Conservation benefit: Protection of a 13-acre marine area including mangroves, seagrass, and coral reef for 15 years

Community benefit: Support of new Fishermen’s Ecotourism Co-op, including training and equipment

Date Approved: 06.2020


This project supports a local conservation-based tourism initiative.


This project protects mangroves, which trap more CO2 than any other kind of forest and as a result, slow global warming.


This project protects ocean ecosystems, making coastal communities more economically and physically secure in the face of climate change.


This project protects seagrass, which traps more CO2 than any other marine ecosystem, slowing global warming.

The Boca Chica Coral Reef Lagoon includes various ecosystems of great fragility, including coral reef, seagrass meadows, mangroves, sand and rubble flats, and beaches. The area lies within the Andrés Boca Chica Municipality (population 70,000-plus), a sprawling urban, commercial, industrial, and tourist area. Less than 30 minutes from the capital city, it is known as Santo Domingo’s beach.

On paper, the lagoon environment has legal protection. But overfishing has damaged the lagoon’s environment and local people’s quality of life. Trampling by people threatens the coral. The seagrass beds, which make up a significant portion of the lagoon, are generally in very good condition, but urgently need protection and management.

Working with our nonprofit partner Fundación Verde Profundo (FVP), this project will further both socioeconomic equity and environmental stewardship.

The first step is to reduce fishing pressure, while ensuring that fishers can earn a living. The fishers are enthusiastic about conservation and ecotourism, and plan to form a Fishermen’s Ecotourism Co-op (FECOP). The co-op will help restore the marine ecosystem, with an emphasis on cultivating and planting 1,000 mangrove seedlings. FVP has already planted 1,500 mangroves in the project site, with a survival rate of 82 percent. They are also protecting naturally occurring mangroves on the lagoon’s reef barrier and Los Pinos Island. Fishermen will patrol the area and enforce restrictions.
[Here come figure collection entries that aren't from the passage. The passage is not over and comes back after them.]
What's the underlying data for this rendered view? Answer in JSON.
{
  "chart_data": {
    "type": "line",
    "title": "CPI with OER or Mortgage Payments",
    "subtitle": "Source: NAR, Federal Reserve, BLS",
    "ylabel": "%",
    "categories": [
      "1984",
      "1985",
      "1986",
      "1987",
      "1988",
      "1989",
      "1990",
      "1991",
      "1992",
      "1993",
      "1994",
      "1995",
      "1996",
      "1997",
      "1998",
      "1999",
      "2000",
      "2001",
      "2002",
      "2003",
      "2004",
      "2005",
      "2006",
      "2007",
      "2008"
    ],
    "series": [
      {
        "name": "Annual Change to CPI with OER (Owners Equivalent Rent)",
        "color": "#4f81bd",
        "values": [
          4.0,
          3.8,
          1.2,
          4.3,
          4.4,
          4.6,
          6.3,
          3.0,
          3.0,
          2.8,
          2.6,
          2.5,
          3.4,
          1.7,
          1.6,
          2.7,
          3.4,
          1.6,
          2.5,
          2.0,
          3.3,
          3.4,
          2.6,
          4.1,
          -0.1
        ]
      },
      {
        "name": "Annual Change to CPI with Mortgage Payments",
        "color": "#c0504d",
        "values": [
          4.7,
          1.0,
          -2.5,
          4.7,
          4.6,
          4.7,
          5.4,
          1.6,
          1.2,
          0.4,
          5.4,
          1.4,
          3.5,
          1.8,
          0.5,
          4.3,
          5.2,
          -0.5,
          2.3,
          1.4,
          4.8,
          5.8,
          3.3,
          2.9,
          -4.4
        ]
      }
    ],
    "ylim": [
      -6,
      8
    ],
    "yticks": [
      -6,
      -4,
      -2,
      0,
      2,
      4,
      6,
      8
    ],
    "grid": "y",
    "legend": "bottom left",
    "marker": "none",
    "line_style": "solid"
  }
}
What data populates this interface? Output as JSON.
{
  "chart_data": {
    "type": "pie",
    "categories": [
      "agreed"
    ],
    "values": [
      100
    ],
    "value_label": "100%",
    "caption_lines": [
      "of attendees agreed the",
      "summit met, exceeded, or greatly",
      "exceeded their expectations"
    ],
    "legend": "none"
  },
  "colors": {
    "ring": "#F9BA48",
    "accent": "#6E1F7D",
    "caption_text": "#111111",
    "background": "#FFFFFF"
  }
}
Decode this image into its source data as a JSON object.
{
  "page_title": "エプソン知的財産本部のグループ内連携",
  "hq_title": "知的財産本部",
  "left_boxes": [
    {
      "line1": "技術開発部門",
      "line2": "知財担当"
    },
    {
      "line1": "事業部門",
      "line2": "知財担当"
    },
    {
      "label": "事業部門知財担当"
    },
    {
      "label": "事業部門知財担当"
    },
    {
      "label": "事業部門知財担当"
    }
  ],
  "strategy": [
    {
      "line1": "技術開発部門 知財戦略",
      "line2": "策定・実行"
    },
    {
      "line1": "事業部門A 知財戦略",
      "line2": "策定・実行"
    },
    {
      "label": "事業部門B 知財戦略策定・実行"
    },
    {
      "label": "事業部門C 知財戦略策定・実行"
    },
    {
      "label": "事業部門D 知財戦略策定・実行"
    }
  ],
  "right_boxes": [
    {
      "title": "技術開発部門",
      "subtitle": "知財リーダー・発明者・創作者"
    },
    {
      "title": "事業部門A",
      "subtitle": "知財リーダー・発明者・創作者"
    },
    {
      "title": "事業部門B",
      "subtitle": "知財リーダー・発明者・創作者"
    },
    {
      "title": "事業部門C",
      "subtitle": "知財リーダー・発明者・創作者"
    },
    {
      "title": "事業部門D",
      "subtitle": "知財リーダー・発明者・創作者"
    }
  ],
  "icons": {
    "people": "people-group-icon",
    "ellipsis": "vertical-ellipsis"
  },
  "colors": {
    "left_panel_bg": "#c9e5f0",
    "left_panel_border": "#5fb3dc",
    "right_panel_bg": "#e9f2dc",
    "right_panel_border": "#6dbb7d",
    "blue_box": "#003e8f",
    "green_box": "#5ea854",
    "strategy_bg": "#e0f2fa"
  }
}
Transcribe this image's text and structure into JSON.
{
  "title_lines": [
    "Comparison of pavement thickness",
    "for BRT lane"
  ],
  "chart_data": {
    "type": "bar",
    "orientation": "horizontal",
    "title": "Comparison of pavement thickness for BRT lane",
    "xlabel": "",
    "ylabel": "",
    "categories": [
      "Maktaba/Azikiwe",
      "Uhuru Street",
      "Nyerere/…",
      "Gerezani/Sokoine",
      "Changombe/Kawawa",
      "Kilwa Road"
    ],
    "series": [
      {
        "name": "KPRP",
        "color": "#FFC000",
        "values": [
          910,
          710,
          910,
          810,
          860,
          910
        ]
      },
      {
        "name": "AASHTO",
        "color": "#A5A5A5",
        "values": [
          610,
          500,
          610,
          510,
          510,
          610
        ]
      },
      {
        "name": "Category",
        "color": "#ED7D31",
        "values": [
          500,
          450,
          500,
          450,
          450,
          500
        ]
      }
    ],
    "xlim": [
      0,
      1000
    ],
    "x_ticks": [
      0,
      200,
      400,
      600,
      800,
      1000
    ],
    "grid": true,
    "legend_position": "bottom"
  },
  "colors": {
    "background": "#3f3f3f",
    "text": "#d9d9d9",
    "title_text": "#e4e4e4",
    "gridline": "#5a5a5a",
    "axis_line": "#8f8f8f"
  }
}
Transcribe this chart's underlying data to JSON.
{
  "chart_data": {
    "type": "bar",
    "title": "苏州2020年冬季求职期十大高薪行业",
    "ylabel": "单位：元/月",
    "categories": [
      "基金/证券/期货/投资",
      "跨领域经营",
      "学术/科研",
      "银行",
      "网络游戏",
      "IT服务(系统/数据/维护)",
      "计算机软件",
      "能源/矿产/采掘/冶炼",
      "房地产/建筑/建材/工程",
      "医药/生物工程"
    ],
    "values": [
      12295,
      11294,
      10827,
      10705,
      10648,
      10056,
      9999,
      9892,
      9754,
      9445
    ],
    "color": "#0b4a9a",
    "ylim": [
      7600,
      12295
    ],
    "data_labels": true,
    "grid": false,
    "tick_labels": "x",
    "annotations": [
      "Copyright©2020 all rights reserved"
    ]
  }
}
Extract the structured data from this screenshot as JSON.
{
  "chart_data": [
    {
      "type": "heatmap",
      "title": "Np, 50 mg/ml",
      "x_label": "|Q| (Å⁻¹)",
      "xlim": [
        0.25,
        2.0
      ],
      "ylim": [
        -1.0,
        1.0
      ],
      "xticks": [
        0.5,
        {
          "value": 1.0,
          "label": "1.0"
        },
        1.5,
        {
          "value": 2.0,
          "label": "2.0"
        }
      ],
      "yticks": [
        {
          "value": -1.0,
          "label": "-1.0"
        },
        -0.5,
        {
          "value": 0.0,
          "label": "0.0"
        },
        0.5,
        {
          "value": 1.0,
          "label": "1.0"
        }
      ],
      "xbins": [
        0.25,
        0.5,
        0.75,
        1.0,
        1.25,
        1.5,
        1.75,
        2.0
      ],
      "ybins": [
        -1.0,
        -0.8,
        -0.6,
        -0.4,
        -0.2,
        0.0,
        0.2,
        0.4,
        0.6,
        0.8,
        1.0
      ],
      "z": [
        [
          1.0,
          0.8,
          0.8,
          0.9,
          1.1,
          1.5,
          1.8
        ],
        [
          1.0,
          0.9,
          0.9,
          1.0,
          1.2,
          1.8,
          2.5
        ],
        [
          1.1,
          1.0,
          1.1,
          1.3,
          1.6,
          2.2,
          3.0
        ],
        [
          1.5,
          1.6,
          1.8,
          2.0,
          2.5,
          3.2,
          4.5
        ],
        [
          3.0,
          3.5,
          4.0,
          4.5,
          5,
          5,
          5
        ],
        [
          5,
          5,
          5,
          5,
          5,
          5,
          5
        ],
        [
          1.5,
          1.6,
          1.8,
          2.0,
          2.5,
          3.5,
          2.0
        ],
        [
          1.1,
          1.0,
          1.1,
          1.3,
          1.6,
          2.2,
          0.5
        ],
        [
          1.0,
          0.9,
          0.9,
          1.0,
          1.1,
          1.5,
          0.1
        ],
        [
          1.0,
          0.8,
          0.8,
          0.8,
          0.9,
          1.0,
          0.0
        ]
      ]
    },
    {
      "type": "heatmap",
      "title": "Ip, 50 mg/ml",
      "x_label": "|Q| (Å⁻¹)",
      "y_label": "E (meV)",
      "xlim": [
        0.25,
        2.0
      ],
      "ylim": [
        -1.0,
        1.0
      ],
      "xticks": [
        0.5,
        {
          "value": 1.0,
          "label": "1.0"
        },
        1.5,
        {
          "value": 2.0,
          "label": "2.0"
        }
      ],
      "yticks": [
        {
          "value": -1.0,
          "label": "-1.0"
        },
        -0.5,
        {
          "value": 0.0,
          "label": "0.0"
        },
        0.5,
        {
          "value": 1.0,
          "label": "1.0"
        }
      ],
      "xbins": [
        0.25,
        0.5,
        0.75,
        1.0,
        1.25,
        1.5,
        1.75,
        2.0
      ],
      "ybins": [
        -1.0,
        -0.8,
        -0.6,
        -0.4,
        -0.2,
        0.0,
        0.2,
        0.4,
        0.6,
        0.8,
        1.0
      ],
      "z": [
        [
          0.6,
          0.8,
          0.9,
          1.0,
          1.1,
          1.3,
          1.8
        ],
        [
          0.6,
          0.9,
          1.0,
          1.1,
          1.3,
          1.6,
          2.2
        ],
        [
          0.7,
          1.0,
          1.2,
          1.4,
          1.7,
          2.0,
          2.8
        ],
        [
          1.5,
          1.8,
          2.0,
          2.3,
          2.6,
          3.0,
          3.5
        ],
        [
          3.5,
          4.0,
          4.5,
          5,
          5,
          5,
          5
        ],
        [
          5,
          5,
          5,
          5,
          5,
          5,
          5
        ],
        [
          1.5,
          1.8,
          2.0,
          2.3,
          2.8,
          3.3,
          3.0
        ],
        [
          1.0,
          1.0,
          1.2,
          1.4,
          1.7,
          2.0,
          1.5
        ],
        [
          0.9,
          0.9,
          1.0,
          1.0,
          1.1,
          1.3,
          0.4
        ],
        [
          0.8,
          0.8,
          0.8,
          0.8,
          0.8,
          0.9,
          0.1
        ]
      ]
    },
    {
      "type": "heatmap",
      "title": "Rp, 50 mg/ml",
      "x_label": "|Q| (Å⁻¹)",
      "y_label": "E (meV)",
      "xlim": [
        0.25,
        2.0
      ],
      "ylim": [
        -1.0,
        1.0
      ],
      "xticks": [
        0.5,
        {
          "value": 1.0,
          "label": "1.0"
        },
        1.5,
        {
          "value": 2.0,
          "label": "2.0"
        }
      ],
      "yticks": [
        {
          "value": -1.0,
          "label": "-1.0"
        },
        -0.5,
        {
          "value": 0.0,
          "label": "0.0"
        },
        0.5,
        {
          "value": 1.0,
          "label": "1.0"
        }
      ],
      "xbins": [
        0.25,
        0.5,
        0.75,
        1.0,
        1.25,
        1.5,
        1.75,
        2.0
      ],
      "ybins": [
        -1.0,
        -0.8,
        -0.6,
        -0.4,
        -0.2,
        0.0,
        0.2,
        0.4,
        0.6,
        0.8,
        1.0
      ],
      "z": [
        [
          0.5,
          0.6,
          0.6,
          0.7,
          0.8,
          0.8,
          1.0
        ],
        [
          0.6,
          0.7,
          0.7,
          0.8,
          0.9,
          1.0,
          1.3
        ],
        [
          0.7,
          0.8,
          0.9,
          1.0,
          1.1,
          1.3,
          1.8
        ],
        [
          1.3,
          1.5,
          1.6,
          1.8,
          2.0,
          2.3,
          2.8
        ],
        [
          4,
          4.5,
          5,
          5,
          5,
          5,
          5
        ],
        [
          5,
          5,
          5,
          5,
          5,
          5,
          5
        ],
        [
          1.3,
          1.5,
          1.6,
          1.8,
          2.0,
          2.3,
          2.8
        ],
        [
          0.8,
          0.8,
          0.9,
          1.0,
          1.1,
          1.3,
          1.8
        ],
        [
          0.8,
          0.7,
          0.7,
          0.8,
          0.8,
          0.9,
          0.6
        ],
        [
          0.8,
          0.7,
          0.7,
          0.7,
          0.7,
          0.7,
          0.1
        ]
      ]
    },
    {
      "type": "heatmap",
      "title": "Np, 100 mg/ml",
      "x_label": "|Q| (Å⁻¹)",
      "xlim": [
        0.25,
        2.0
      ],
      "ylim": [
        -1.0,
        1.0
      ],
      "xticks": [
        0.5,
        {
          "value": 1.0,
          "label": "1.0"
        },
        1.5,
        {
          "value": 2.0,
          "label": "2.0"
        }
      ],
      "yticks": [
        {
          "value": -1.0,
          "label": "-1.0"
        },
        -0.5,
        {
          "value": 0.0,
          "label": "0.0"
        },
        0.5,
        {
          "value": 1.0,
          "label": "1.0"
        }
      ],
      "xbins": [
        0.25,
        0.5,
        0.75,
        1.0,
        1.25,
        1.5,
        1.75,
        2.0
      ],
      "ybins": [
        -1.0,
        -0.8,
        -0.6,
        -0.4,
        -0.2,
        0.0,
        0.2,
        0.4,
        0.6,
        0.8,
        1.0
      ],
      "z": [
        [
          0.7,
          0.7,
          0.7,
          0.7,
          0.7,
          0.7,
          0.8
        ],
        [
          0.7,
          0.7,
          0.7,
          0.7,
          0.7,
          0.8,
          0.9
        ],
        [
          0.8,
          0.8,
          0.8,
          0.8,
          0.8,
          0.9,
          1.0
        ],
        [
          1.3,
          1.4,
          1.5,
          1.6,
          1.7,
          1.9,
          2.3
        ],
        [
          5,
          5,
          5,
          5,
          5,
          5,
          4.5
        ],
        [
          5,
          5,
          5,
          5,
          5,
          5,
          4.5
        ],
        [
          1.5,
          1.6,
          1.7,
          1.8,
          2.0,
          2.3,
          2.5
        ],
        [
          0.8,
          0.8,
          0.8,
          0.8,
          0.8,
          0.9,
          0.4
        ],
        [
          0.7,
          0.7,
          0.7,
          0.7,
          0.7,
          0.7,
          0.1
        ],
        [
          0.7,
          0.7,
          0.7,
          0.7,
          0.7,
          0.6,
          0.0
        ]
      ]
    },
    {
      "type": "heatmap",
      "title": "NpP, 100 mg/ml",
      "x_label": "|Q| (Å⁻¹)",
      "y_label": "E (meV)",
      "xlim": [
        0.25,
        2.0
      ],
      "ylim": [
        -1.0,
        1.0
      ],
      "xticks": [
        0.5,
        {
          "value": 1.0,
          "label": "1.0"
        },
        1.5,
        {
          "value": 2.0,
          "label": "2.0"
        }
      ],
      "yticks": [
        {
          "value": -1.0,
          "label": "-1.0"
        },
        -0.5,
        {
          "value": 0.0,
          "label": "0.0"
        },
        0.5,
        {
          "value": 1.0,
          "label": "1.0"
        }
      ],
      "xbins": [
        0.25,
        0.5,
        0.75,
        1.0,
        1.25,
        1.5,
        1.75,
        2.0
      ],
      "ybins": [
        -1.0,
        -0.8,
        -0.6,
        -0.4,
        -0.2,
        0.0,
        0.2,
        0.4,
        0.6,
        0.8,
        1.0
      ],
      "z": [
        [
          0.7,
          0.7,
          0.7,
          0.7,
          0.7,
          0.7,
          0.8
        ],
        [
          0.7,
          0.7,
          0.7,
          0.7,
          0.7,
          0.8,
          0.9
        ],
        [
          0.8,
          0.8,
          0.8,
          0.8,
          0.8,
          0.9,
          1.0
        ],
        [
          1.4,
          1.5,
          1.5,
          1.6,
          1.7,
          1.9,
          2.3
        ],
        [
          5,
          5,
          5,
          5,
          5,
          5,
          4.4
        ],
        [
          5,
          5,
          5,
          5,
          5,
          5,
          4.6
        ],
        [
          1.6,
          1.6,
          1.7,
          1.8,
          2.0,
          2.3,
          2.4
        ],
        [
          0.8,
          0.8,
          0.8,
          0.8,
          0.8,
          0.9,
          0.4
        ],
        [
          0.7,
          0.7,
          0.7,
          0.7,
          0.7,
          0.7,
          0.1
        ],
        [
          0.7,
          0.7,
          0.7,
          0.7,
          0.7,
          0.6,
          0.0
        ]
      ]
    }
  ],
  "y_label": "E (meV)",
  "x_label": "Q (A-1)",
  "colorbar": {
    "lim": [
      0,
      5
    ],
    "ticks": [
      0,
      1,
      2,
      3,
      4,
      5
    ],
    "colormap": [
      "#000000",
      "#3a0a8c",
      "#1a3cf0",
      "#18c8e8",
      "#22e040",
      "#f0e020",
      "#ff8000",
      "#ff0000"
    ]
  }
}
The group will also develop an alternative income stream from ecotourism. Fishers will learn how to be certified tourist guides, and will also get training in small business practices, rescue and first aid, and marine area enforcement. The Seacology grant will fund stand-up paddleboards, kayaks, snorkel and safety equipment; first aid kits; tour operator insurance; tourism permits; promotional consultation and materials; an e-marketing platform; and office equipment and supplies.